Golpeé con suavidad la ventana. Él me estaba esperando. La abrió y saltó tratando de no embarrarse. Le di la bolsa de plástico, que puso en su mochila con el resto de sus cosas. Caminamos por el bosque, pisando las agujas mojadas de los árboles sin hacer ruido. Llegamos al portón. Apenas podíamos vernos las caras. Me afirmé en el barro y me incliné un poco hacia adelante para hacer un punto de apoyo para Alex. Antes de poner su pie en mi espalda, miró a su alrededor, sonrió y me dijo que tuviera cuidado.
−Este lugar está lleno de locos −agregó, y su risa cortó la noche y la lluvia. Sentí su pie hundiéndose en mi espalda, el peso de su cuerpo izándose sobre el mío y el ruido que hizo al deslizarse por el portón hasta caer del otro lado. Un poco más allá, se oían los coches en la ruta que va al sur. Espero que haya llegado lejos. Bien lejos.

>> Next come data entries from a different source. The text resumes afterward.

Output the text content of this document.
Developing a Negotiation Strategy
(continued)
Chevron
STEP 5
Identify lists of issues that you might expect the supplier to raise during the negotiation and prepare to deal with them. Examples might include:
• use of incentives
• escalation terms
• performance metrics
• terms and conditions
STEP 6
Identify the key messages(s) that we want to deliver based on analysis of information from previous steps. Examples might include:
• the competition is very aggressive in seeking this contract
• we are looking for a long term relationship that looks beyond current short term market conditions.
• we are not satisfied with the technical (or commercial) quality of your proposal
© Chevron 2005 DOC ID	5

Cuando me di vuelta para volver a la casa, sentí la mano de Rita Lù en mi hombro. Había estado ahí todo el tiempo, recostada en un árbol, sola, bajo la lluvia. Su pelo estaba empapado.
−Bien −dijo, mientras atravesábamos juntas el bosque−. Ahora hagamos lo posible por contar lo que acaba de pasar.
Y eso es exactamente lo que hice.

En El amor es una catástrofe natural (Tusquets, 2018)


¿POR QUÉ LO ELEGIMOS? Realistas aunque al borde de lo fantástico, los cuentos de Betina González (Buenos Aires, 1972) colocan al mundo cotidiano en un extraño suspenso; sus protagonistas suelen ser niños y niñas capaces de indagar en los huecos de lo real tanto como en las profundidades de lo subjetivo. Como ocurre en el relato que presentamos en estas páginas, por entre los hilos de la cultura contemporánea resuena la sospecha de que algo más atávico siempre está presente. González, que obtuvo el Premio Tusquets de novela por Las poseídas, el Premio Clarín por Arte menor, y el segundo premio del Fondo Nacional de las Artes por una recopilación de cuentos y una novela breve, es doctora en Literatura norteamericana por la Universidad de Pittsburgh.